L’adaptation, signée Duvivier lui-même et Jean Anouilh, entre autres, est relativement fidèle à l’intrigue du roman de Tolstoï : Anna, femme d’un haut fonctionnaire de la Russie tsariste, tombe amoureuse d’un jeune officier qui l’aime en retour. Mais sa passion à elle est totale, irréfléchie, sans retour. Tout au bout, rien d’autre que la tragédie. Et cette tragédie donne lieu à une longue séquence finale d’une beauté sidérante, et déchirante, portée à la fois par l’incarnation troublante de Vivien Leigh, décidément sublime, et par la mise en scène très inspirée de Duvivier.

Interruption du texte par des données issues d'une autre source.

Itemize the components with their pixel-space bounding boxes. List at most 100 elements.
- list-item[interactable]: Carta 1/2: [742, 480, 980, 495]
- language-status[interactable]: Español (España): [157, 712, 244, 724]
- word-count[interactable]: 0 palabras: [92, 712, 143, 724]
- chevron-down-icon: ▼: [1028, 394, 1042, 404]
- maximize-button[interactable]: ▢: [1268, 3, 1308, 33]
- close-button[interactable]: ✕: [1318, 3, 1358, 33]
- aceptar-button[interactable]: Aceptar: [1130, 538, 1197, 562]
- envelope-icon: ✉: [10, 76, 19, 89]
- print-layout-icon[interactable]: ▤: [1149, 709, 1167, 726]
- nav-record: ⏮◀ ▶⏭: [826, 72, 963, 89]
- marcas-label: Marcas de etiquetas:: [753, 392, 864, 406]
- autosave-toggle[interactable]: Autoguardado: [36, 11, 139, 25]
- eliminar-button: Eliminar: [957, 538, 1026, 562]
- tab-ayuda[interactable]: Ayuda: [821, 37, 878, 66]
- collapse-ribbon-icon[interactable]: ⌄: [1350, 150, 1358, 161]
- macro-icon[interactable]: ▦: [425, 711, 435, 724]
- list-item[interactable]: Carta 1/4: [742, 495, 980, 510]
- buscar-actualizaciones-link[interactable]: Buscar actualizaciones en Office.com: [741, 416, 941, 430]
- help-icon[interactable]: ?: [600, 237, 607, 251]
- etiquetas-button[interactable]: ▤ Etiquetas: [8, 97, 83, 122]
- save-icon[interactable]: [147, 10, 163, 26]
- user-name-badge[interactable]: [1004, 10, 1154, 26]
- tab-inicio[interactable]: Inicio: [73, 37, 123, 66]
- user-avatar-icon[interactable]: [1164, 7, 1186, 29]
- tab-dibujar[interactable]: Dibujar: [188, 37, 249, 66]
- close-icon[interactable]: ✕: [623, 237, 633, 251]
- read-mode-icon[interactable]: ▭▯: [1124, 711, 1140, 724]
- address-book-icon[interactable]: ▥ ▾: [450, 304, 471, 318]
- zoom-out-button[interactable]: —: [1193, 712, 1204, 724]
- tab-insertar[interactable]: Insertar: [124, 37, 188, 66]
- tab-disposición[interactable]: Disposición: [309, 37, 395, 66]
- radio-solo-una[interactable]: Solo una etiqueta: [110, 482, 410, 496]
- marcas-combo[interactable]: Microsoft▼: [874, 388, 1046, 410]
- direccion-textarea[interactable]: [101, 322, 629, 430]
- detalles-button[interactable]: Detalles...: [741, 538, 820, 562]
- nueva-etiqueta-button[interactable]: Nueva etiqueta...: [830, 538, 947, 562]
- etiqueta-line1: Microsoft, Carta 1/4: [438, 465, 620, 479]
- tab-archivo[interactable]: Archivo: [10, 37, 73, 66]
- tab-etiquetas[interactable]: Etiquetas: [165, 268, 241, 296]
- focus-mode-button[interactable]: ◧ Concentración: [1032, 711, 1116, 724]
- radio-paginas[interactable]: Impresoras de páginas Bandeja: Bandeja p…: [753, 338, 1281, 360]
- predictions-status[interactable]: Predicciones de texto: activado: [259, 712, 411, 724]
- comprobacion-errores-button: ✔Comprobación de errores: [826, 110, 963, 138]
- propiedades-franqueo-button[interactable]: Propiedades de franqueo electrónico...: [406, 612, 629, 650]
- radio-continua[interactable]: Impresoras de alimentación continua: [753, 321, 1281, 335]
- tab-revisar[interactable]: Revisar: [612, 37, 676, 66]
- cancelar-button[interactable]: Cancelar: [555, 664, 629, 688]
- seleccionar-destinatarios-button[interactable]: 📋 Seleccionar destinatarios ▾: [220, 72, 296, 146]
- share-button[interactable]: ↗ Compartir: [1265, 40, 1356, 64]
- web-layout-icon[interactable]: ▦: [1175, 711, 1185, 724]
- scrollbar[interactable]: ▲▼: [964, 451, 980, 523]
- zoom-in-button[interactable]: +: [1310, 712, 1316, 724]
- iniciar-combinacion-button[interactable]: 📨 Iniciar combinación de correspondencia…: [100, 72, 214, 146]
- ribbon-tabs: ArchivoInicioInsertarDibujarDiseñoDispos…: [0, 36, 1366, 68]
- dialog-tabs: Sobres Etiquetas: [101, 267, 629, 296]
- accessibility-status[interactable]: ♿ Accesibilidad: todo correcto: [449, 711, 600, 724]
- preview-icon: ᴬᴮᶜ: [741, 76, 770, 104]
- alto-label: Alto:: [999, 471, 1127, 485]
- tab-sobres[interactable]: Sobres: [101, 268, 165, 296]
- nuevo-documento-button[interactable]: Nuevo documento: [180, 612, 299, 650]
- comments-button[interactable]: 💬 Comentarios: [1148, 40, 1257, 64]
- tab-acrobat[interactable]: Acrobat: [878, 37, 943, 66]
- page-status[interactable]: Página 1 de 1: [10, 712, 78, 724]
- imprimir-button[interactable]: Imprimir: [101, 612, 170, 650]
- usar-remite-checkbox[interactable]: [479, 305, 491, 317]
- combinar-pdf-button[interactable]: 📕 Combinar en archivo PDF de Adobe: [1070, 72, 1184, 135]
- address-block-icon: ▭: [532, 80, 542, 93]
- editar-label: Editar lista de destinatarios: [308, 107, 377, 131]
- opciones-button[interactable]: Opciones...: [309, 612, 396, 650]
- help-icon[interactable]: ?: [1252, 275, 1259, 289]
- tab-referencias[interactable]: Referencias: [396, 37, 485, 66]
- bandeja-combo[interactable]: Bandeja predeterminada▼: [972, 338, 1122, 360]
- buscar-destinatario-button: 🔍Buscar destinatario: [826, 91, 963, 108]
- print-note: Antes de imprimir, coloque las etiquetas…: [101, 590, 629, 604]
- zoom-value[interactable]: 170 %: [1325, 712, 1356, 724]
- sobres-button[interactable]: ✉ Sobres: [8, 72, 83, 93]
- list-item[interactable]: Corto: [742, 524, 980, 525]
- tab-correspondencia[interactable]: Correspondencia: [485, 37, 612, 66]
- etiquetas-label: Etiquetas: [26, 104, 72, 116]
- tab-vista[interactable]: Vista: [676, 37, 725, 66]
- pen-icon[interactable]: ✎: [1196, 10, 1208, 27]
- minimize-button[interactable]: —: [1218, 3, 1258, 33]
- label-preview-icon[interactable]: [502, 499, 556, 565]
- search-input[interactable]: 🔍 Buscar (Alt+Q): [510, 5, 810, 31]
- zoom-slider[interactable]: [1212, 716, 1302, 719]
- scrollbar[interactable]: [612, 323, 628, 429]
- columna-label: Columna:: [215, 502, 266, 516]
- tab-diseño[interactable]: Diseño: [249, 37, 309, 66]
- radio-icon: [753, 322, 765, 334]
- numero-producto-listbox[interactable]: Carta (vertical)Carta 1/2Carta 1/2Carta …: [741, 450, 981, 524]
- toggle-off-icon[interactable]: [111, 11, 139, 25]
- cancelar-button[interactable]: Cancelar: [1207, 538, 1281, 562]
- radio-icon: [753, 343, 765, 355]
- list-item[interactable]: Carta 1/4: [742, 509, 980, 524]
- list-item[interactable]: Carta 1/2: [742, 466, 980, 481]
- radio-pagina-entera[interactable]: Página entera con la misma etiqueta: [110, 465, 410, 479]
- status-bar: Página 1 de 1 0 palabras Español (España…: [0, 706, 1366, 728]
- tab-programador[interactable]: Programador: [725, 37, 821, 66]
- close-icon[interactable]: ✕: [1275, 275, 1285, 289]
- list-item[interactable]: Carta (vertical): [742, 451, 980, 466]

La manière dont il filme les trains et les gares tout au long du film dans une série de scènes clés est passionnante. Il utilise tous les outils du cinéma : plans larges ou très serrés, ombres profondes, neige de studio, et même des maquettes filmées en gros plan… C’est une beauté picturale saisissante, et c’est d’une efficacité absolue, parce que l’esthétique même de ces scènes adopte totalement le point de vue de l’héroïne : ses espoirs, ses passions, ses doutes et son désespoir.